COP için desteğin ise Akıncı, "Dışişleri bakanından değil ABD Devlet Başkanı'ndan istenmesi kurallara uygun olacaktı. Bu hususlara her zaman dikkat edilmesi gerekir" değerlendirmesinde bulundu.
 

e.jpg
Cumhurbaşkanı Recep Tayyip Erdoğan ile Ermenistan Başbakanı Nikol Paşinyan / Fotoğraf: AA


"Ermenistan'ın tek yolu Türkiye ile iyi ilişkiler kurmaktır"

Ermenistan Başbakanı Nikol Paşinyan'ın Rusya ve BDT karşıtı ve tamamen Batı yanlısı politikalar izlemesinin, bu ülkenin hemen Rusya'dan kopması anlamına gelmediğini söyleyen Halil Akıncı, "Biliyorsunuz, en son Kolektif Güvenlik Anlaşması Örgütü'nde ülkesinin üyeliğini askıya aldı. Çünkü Rusya Ermenistan'ı daha 1990'ların ortalarından adeta kendi ipoteği altına aldı. Demir yollarından tutun posta-telgrafa kadar Rusya'nın kontrolü altında. Başta ABD veFransa olmak üzere, AB ülkeleri Nikol Paşinyan'a her türlü desteği veriyorlar. Ancak Ermenistan'ın kendi bağımsızlığını pekiştirmesinin tek yolu Türkiye ile iyi ilişkiler kurmasıdır" diye konuştu.

Paşinyan iktidarında bu isteği gördüğünü belirten Akıncı, "Bana göre Türkiye'nin de bu fırsatı kullanması gerekir. Hâlihazırda perde arkasında görüşmelerin yayılıp yapılmadığını bilmiyoruz. Ancak daha 2004 yılında dile getirdiğimiz ve Türkiye ile Ermenistan arasında bölgeyi de kapsayacak ekonomik işbirliği planımızın bugün de geçerli olacağı açıktır.
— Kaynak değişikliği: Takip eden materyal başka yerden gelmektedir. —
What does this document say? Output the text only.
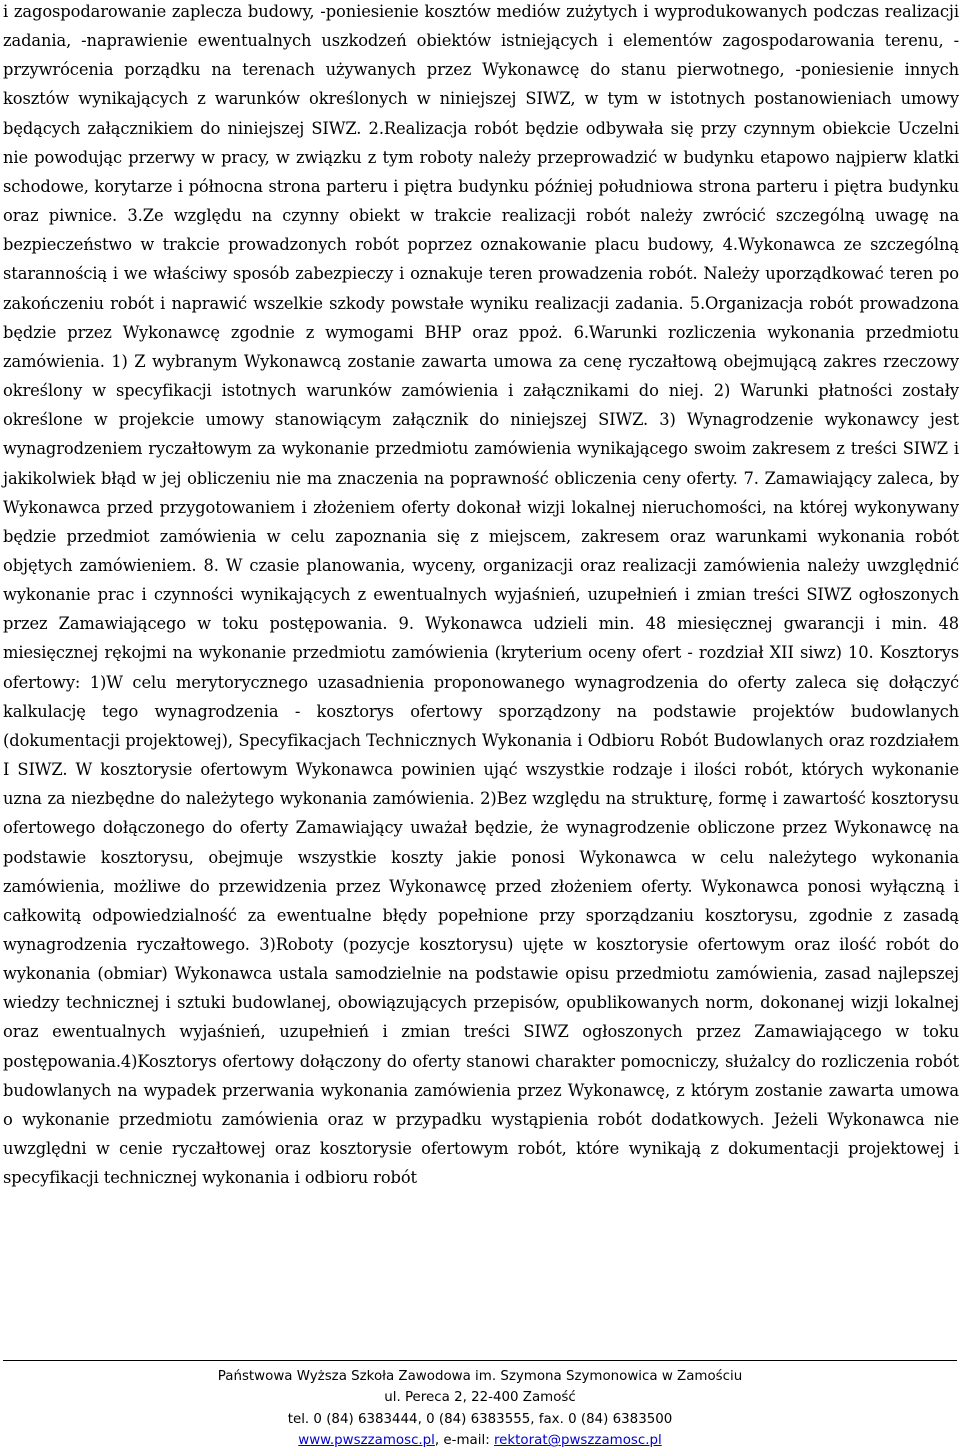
i zagospodarowanie zaplecza budowy, -poniesienie kosztów mediów zużytych i wyprodukowanych podczas realizacji zadania, -naprawienie ewentualnych uszkodzeń obiektów istniejących i elementów zagospodarowania terenu, -przywrócenia porządku na terenach używanych przez Wykonawcę do stanu pierwotnego, -poniesienie innych kosztów wynikających z warunków określonych w niniejszej SIWZ, w tym w istotnych postanowieniach umowy będących załącznikiem do niniejszej SIWZ. 2.Realizacja robót będzie odbywała się przy czynnym obiekcie Uczelni nie powodując przerwy w pracy, w związku z tym roboty należy przeprowadzić w budynku etapowo najpierw klatki schodowe, korytarze i północna strona parteru i piętra budynku później południowa strona parteru i piętra budynku oraz piwnice. 3.Ze względu na czynny obiekt w trakcie realizacji robót należy zwrócić szczególną uwagę na bezpieczeństwo w trakcie prowadzonych robót poprzez oznakowanie placu budowy, 4.Wykonawca ze szczególną starannością i we właściwy sposób zabezpieczy i oznakuje teren prowadzenia robót. Należy uporządkować teren po zakończeniu robót i naprawić wszelkie szkody powstałe wyniku realizacji zadania. 5.Organizacja robót prowadzona będzie przez Wykonawcę zgodnie z wymogami BHP oraz ppoż. 6.Warunki rozliczenia wykonania przedmiotu zamówienia. 1) Z wybranym Wykonawcą zostanie zawarta umowa za cenę ryczałtową obejmującą zakres rzeczowy określony w specyfikacji istotnych warunków zamówienia i załącznikami do niej. 2) Warunki płatności zostały określone w projekcie umowy stanowiącym załącznik do niniejszej SIWZ. 3) Wynagrodzenie wykonawcy jest wynagrodzeniem ryczałtowym za wykonanie przedmiotu zamówienia wynikającego swoim zakresem z treści SIWZ i jakikolwiek błąd w jej obliczeniu nie ma znaczenia na poprawność obliczenia ceny oferty. 7. Zamawiający zaleca, by Wykonawca przed przygotowaniem i złożeniem oferty dokonał wizji lokalnej nieruchomości, na której wykonywany będzie przedmiot zamówienia w celu zapoznania się z miejscem, zakresem oraz warunkami wykonania robót objętych zamówieniem. 8. W czasie planowania, wyceny, organizacji oraz realizacji zamówienia należy uwzględnić wykonanie prac i czynności wynikających z ewentualnych wyjaśnień, uzupełnień i zmian treści SIWZ ogłoszonych przez Zamawiającego w toku postępowania. 9. Wykonawca udzieli min. 48 miesięcznej gwarancji i min. 48 miesięcznej rękojmi na wykonanie przedmiotu zamówienia (kryterium oceny ofert - rozdział XII siwz) 10. Kosztorys ofertowy: 1)W celu merytorycznego uzasadnienia proponowanego wynagrodzenia do oferty zaleca się dołączyć kalkulację tego wynagrodzenia - kosztorys ofertowy sporządzony na podstawie projektów budowlanych (dokumentacji projektowej), Specyfikacjach Technicznych Wykonania i Odbioru Robót Budowlanych oraz rozdziałem I SIWZ. W kosztorysie ofertowym Wykonawca powinien ująć wszystkie rodzaje i ilości robót, których wykonanie uzna za niezbędne do należytego wykonania zamówienia. 2)Bez względu na strukturę, formę i zawartość kosztorysu ofertowego dołączonego do oferty Zamawiający uważał będzie, że wynagrodzenie obliczone przez Wykonawcę na podstawie kosztorysu, obejmuje wszystkie koszty jakie ponosi Wykonawca w celu należytego wykonania zamówienia, możliwe do przewidzenia przez Wykonawcę przed złożeniem oferty. Wykonawca ponosi wyłączną i całkowitą odpowiedzialność za ewentualne błędy popełnione przy sporządzaniu kosztorysu, zgodnie z zasadą wynagrodzenia ryczałtowego. 3)Roboty (pozycje kosztorysu) ujęte w kosztorysie ofertowym oraz ilość robót do wykonania (obmiar) Wykonawca ustala samodzielnie na podstawie opisu przedmiotu zamówienia, zasad najlepszej wiedzy technicznej i sztuki budowlanej, obowiązujących przepisów, opublikowanych norm, dokonanej wizji lokalnej oraz ewentualnych wyjaśnień, uzupełnień i zmian treści SIWZ ogłoszonych przez Zamawiającego w toku postępowania.4)Kosztorys ofertowy dołączony do oferty stanowi charakter pomocniczy, służalcy do rozliczenia robót budowlanych na wypadek przerwania wykonania zamówienia przez Wykonawcę, z którym zostanie zawarta umowa o wykonanie przedmiotu zamówienia oraz w przypadku wystąpienia robót dodatkowych. Jeżeli Wykonawca nie uwzględni w cenie ryczałtowej oraz kosztorysie ofertowym robót, które wynikają z dokumentacji projektowej i specyfikacji technicznej wykonania i odbioru robót

Państwowa Wyższa Szkoła Zawodowa im. Szymona Szymonowica w Zamościu
ul. Pereca 2, 22-400 Zamość
tel. 0 (84) 6383444, 0 (84) 6383555, fax. 0 (84) 6383500
www.pwszzamosc.pl, e-mail: rektorat@pwszzamosc.pl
Olay ekonomiyle başlar, Türkiye'nin Ermenistan'ı ekonomik açıdan kendine bağladığı anda Ermenistan da rahatlayacak, birçok sorun da ortadan kalkacak" ifadelerini kullandı.
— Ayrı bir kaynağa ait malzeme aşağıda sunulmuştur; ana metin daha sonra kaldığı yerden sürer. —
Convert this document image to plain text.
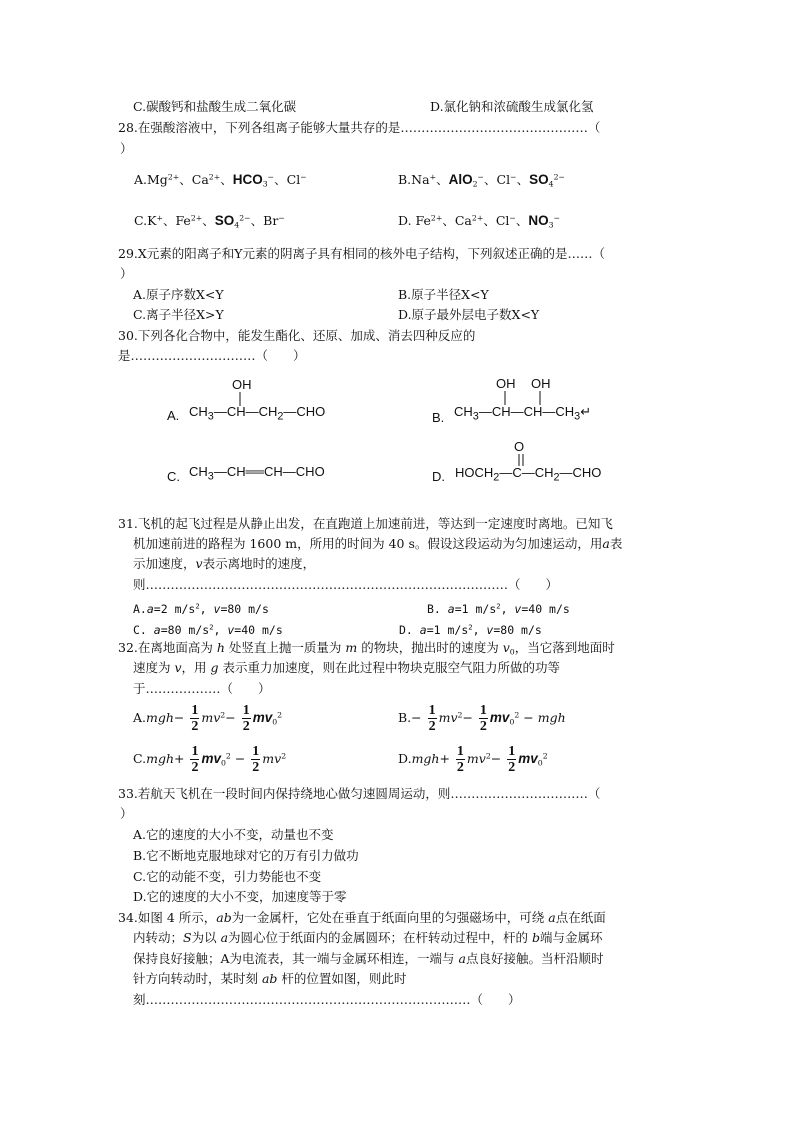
C.碳酸钙和盐酸生成二氧化碳	D.氯化钠和浓硫酸生成氯化氢
28.在强酸溶液中，下列各组离子能够大量共存的是………………………………………（
）
$A.Mg^{2+}$、$Ca^{2+}$、$HCO_3^-$、Cl−	B.Na+、AlO$_2$−、Cl−、$SO_4^{2-}$
C.K+、$Fe^{2+}$、$SO_4^{2-}$、Br−	D. $Fe^{2+}$、$Ca^{2+}$、Cl−、$NO_3^-$
29.X元素的阳离子和Y元素的阴离子具有相同的核外电子结构，下列叙述正确的是……（
）
A.原子序数X<Y	B.原子半径X<Y
C.离子半径X>Y	D.原子最外层电子数X<Y
30.下列各化合物中，能发生酯化、还原、加成、消去四种反应的
是…………………………（　　）
A.
OH
$CH_3—CH—CH_2—CHO$	B.
OH OH
$CH_3—CH—CH—CH_3↵$
C. $CH_3—CH══CH—CHO$	D.
O
$HOCH_2—C—CH_2—CHO$
31.飞机的起飞过程是从静止出发，在直跑道上加速前进，等达到一定速度时离地。已知飞
机加速前进的路程为 1600 m，所用的时间为 40 s。假设这段运动为匀加速运动，用a表
示加速度，v表示离地时的速度，
则……………………………………………………………………………（　　）
A.a=2 $m/s^2$, v=80 m/s	B. a=1 $m/s^2$, v=40 m/s
C. a=80 $m/s^2$, v=40 m/s	D. a=1 $m/s^2$, v=80 m/s
32.在离地面高为 h 处竖直上抛一质量为 m 的物块，抛出时的速度为 $v_0$，当它落到地面时
速度为 v，用 g 表示重力加速度，则在此过程中物块克服空气阻力所做的功等
于………………（　　）
$A.mgh- \frac{1}{2} mv^2- \frac{1}{2} mv_0^2$	$B.- \frac{1}{2} mv^2- \frac{1}{2} mv_0^2$ − mgh
$C.mgh+ \frac{1}{2} mv_0^2 - \frac{1}{2} mv^2$	$D.mgh+ \frac{1}{2} mv^2- \frac{1}{2} mv_0^2$
33.若航天飞机在一段时间内保持绕地心做匀速圆周运动，则……………………………（
）
A.它的速度的大小不变，动量也不变
B.它不断地克服地球对它的万有引力做功
C.它的动能不变，引力势能也不变
D.它的速度的大小不变，加速度等于零
34.如图 4 所示，ab为一金属杆，它处在垂直于纸面向里的匀强磁场中，可绕 a点在纸面
内转动；S为以 a为圆心位于纸面内的金属圆环；在杆转动过程中，杆的 b端与金属环
保持良好接触；A为电流表，其一端与金属环相连，一端与 a点良好接触。当杆沿顺时
针方向转动时，某时刻 ab 杆的位置如图，则此时
刻……………………………………………………………………（　　）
"Ermenistan'ın iddialardan vazgeçmesi durumunda ise Türkiye'nin de birçok şeyi hızla yapacağı bir durum ortaya çıkacaktır. Hele Azerbaycan topraklarının Ermeni işgalinden kurtarılmasından sonra bu işin önünde ciddi engellerin kaldığına inanmıyorum" diyen Akıncı, sözlerini şöyle sürdürdü:

Yalnız, burada Paşinyan'ın bir cenaze törenine katılmasının doğurduğu endişeyi paylaşmadan geçemeyeceğim. Güya dedelerinin 1915 yılında yaşanan olaylarda zarar gördüğü iddia edilen, Adıyaman doğumlu bir insanın panteona gömülmesi ve Ermenistan Başbakanı'nın da törene davet edilmesi bazı soru işaretleri doğuruyor. İlerleyen dönemlerde Nikol Paşinyan'ın bu konularda aşırı dikkatli olması gerekir diye düşünüyorum.
 

 

"Zengezur'da anlaşmanın olmasını İran istemiyor"

Halil Akıncı'ya göre, Azerbaycan ile Ermenistan arasında imzalanacak 'Barış Anlaşması' bölgedeki dengeleri bu ülkelerin lehine değiştireceği için, Ermenistan ile ilişkilerini normalleştirmesinden sonra Türkiye'nin de Zengezur Koridoru'nu kullanmasının önünde engel kalmayacak.

Akıncı, "10 Kasım 2020'de Putin, Aliyev ve Paşinyan arasında imzalanan üçlü anlaşmayla Zengezur Koridoru üzerindeki kontrolün Rusya İç İstihbarat Örgütü FSB'nin kontrolüne verilmesinin mantığını anlamak zor. İran'ın o bölgeden geçerek Karadeniz'e kadar uzandığını gözünüzün önüne aldığımızda, aslında Zengezur'un Azerbaycan ve Türkiye tarafından kullanılmasına karşı engelin Tahran tarafından oluşturulduğunu göreceksiniz. Bunun aşılması için Azerbaycan ile Ermenistan arasında Barış Anlaşması imzalanmalı, Türkiye ise Ermenistan ile ilişkileri  normalleşme yoluna girmelidir" ifadeleriyle sözlerini tamamladı.